In fact, before he was elected, the press speculated that his hobby would inspire all of Washington to go Fred:
"If Gov. Wilson goes out much awheel, it will not be long before ambassadors and ministers and secretaries and military attaches will also be pedaling along the sleekly-oiled roads."
Did somebody say "sleekly-oiled roads?"
Anyway, in a sense this turned out true, because Wilson's legacy of Presidential bike-dorkdom survived well into the 21st century:
Not to mention Jimmy Carter's Rivendell:
And let's not forget our Secretary of State, who is the living lock-armed embodiment of the Fredly ethos. Here he is riding with Jonathan Vaughters:
Legend has it that during the visit Vaughters gave Kerry a tuft of his sideburn hair, which Kerry then surreptitiously sprinkled into the palm of Lance Armstrong:
We all know what happened next, so if I were Vladimir Putin I'd be careful:
As for Woodrow Wilson, despite his affinity for cycling it seems that once he became President he got with the program and started running over kids with his car:
Young Crawford was greatly cheered when the President told him that he was to have a new bicycle with the President's compliments.
"I didn't know it was the President's car that I ran into," said the boy, shyly, to his distinguished visitor.
"I rather thought it was the President's car that ran into you," answered Mr. Wilson, smilingly.
Awww, isn't that cute?
See, people were more fatalistic back then when it came to kids.
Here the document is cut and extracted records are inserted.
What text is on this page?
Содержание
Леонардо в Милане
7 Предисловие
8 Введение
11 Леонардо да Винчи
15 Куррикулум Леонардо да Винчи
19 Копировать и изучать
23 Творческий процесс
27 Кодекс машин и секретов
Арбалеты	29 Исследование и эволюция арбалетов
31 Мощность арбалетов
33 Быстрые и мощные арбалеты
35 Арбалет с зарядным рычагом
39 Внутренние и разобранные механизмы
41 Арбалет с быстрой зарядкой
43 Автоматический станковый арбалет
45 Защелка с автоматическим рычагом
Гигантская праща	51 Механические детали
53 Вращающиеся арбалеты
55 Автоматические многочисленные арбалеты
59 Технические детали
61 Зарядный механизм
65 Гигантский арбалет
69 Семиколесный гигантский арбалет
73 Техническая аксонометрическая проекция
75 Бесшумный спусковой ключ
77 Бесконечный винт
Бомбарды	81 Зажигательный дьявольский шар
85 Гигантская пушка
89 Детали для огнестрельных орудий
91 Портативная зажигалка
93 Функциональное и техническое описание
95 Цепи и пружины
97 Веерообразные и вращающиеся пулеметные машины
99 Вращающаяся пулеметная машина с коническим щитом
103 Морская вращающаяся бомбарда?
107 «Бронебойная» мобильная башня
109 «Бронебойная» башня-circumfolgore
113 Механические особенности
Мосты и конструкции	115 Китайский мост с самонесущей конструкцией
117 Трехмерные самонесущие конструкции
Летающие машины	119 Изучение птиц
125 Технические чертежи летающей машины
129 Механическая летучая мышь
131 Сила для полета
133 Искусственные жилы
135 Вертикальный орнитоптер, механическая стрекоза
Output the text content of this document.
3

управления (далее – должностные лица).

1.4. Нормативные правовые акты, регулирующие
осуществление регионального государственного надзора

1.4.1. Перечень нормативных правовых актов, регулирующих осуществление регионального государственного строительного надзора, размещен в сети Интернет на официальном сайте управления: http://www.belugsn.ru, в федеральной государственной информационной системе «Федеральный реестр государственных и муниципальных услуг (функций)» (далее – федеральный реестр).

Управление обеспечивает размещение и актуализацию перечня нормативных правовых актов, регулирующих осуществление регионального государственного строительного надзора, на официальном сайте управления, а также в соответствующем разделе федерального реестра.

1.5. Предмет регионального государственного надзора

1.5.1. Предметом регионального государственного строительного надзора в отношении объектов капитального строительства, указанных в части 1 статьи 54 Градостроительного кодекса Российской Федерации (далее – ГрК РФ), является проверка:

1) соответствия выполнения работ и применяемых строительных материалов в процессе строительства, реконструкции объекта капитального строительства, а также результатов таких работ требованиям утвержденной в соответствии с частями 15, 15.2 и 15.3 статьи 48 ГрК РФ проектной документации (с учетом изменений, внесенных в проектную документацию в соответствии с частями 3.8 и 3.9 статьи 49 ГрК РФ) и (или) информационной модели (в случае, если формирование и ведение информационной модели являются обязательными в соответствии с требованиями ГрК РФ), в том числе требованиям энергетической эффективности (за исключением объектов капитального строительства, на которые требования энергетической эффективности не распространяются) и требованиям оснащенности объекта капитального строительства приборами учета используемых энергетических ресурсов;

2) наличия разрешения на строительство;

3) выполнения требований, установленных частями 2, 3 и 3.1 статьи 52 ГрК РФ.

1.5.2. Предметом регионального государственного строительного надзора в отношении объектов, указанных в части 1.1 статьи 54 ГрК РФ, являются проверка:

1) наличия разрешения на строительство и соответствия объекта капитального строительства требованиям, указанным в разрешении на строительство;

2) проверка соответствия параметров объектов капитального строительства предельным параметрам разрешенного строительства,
If Polio didn't get you then the president's Pierce-Arrow did.
Lastly, here's some cheerful news:
A Chilean man who began an around-the-world bicycle journey four years ago and was closing in on a Guinness distance record has been killed.
Juan Francisco Guillermo was hit by a passing pickup truck while stopped on the side of a highway in rural Thailand. His Singaporean wife and 2-year-old son, who were traveling with him, sustained minor injuries.
Though it would seem that even rural Thailand is more evolved in New York City, at least when it comes to charging drivers:
The newspaper said the driver of the truck, who was unhurt, was charged with "careless driving resulting in death and injury."
Wow, you can do that there?
Here they would have ticketed the victim.